DEV Community

Timothy Cummins
Timothy Cummins

Posted on

Sorting Your Pandas DataFrame

Introduction

Since writing my first blog on using pandasql I have meant to continue with some other short tutorials on awesome features in pandas to organize your data. So today I am going to talk about using the sort_values function to organize your DataFrame.
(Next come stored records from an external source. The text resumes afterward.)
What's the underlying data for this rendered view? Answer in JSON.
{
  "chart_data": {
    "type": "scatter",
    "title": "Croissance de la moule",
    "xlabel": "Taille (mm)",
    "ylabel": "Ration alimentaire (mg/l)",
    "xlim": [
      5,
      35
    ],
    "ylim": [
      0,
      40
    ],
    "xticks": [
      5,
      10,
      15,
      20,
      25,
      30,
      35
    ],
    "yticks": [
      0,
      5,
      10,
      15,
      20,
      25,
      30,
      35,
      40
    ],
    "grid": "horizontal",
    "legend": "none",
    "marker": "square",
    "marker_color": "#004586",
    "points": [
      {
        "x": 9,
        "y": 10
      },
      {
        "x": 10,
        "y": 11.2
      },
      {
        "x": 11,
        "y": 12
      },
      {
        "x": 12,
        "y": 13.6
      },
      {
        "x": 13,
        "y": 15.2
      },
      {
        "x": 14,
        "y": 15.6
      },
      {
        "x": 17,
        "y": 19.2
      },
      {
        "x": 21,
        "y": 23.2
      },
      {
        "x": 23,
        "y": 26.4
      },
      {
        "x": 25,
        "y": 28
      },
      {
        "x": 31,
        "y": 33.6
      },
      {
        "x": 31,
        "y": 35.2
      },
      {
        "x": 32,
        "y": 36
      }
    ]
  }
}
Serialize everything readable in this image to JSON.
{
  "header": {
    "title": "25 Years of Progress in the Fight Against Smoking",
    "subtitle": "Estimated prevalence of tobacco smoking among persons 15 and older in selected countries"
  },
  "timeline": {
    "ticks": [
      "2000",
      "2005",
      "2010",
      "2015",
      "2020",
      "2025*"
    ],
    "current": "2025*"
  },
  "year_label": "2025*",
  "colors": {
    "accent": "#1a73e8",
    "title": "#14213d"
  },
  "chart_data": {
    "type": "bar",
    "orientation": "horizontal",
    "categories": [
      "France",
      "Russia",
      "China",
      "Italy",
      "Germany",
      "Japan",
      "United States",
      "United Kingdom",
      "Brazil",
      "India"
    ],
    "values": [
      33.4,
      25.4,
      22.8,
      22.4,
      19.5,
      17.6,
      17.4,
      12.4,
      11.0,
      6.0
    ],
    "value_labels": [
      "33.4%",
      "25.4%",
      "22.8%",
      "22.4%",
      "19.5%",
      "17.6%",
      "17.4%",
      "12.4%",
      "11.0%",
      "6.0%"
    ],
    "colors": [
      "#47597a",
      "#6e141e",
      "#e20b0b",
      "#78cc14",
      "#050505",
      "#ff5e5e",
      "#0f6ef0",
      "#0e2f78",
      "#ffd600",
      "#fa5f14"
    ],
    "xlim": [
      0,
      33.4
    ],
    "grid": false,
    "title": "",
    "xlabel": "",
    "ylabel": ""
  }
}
Sort_values is a great feature that can help you reorganize all of that data you found into an understandable table that is pretty and neat and won’t set off the ocd that I know all of you ‘data nerds’ have. If you want to follow along with this example you can find this data located at https://catalog.data.gov/dataset/hpd-crime-incidents under Comma Separated Values File. From there if Downloads folder directly off of your (cant remember word for saved first location in terminal) you can just copy along exactly what I have, if not you will have to change the file path below to where you have the downloaded file saved.

Importing Data to Pandas

So first thing we are going to import the Pandas library for python because it is the best way to sort/ organize and create a DataFrame. Then we will have Pandas directly convert the .csv file to a DataFrame.

import pandas as pd

data = pd.read_csv(‘~/Downloads/HPD_Crime_Incidents.csv')
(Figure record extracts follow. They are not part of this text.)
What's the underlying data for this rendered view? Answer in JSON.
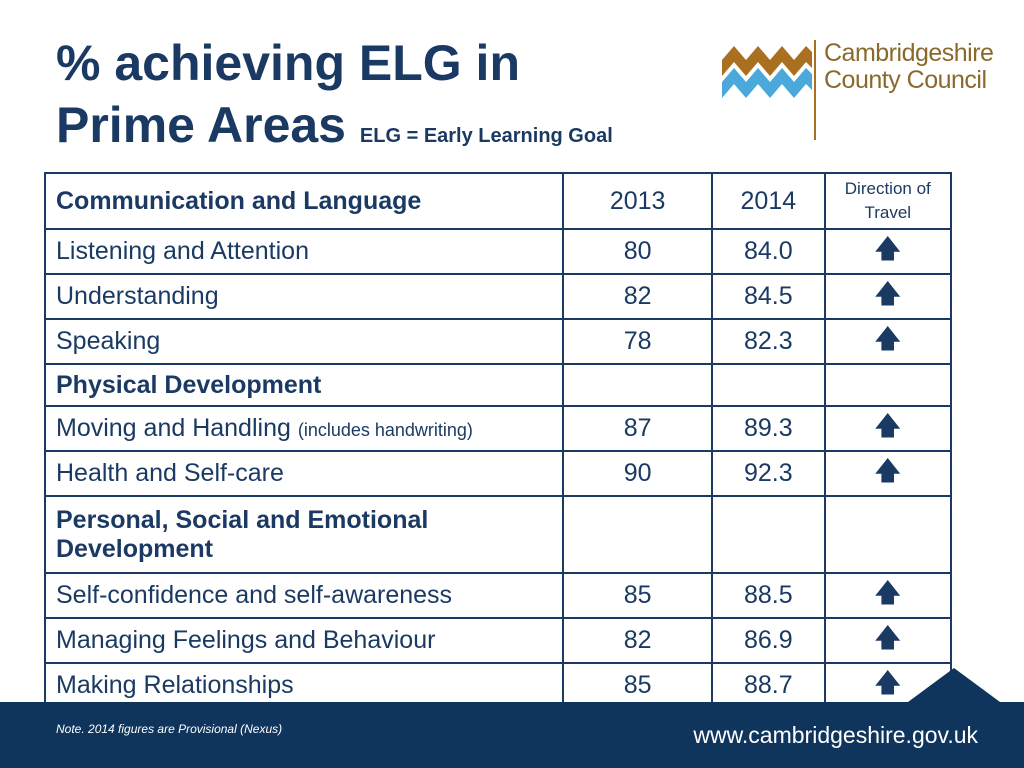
{
  "header": {
    "title_line1": "% achieving ELG in",
    "title_line2": "Prime Areas",
    "subtitle": "ELG = Early Learning Goal"
  },
  "logo": {
    "line1": "Cambridgeshire",
    "line2": "County Council",
    "colors": {
      "wave_top": "#a8701f",
      "wave_bottom": "#4aa8db",
      "text": "#8a6a2c"
    }
  },
  "table": {
    "header": {
      "section": "Communication and Language",
      "col_2013": "2013",
      "col_2014": "2014",
      "col_dir_line1": "Direction of",
      "col_dir_line2": "Travel"
    },
    "rows": [
      {
        "label": "Listening and Attention",
        "y2013": "80",
        "y2014": "84.0",
        "dir": "🡅"
      },
      {
        "label": "Understanding",
        "y2013": "82",
        "y2014": "84.5",
        "dir": "🡅"
      },
      {
        "label": "Speaking",
        "y2013": "78",
        "y2014": "82.3",
        "dir": "🡅"
      },
      {
        "group": "Physical Development"
      },
      {
        "label": "Moving and Handling",
        "note": "(includes handwriting)",
        "y2013": "87",
        "y2014": "89.3",
        "dir": "🡅"
      },
      {
        "label": "Health and Self-care",
        "y2013": "90",
        "y2014": "92.3",
        "dir": "🡅"
      },
      {
        "group_line1": "Personal, Social and Emotional",
        "group_line2": "Development"
      },
      {
        "label": "Self-confidence and self-awareness",
        "y2013": "85",
        "y2014": "88.5",
        "dir": "🡅"
      },
      {
        "label": "Managing Feelings and Behaviour",
        "y2013": "82",
        "y2014": "86.9",
        "dir": "🡅"
      },
      {
        "label": "Making Relationships",
        "y2013": "85",
        "y2014": "88.7",
        "dir": "🡅"
      }
    ]
  },
  "footer": {
    "note": "Note. 2014 figures are Provisional (Nexus)",
    "url": "www.cambridgeshire.gov.uk"
  },
  "colors": {
    "primary": "#1b3a63",
    "footer_bg": "#10355c"
  }
}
Here we take a look at our DataFrame and see that our data is sorted by the ObjectID, which seems to be the crimes ordered by when they were filed. Though let's say we want the be able to scroll through our data have the crimes organize by what type of crime it was or by the location of the crime or even both.

Alt Text

Sorting

So now let's take a look at the main parameter of our sort_values function, “by”. This parameter is where you put in the name of the column you want to sort by or a list of columns in the order that you want them sorted. As you can see below I have the data sorted by the location of the crime and then by the type of crime, so that it gives me the types grouped under the location.

sortdata = data.sort_values(by = ['BlockAddress','Type'])

Alt Text

Resetting the Index

Then now that we have our DataFrame sorted the way we would like it you may notice that the index is still set in the original order. Well fear not because if you look a little deeper into the parameters of sort_values we can see we have one called ignore_index, this parameter is key for beautifying your new DataFrame to make it yours. The default setting for this parameter is False but if you change it to true, it will reset your index so that it is now in the order you placed it.

sortdata = data.sort_values(by = ['BlockAddress','Type'],ignore_index=True)

Alt Text

Conclusion

There you are folks, for those of you just getting started in using pandas or if you just have OCD, you can know sort and clean up your DataFrame.

Top comments (1)

Collapse
 
waylonwalker profile image
Waylon Walker

Thanks for sharing what you have learned about pandas. Great tip on the ignore_index flag. I generally use the .reset_index() method.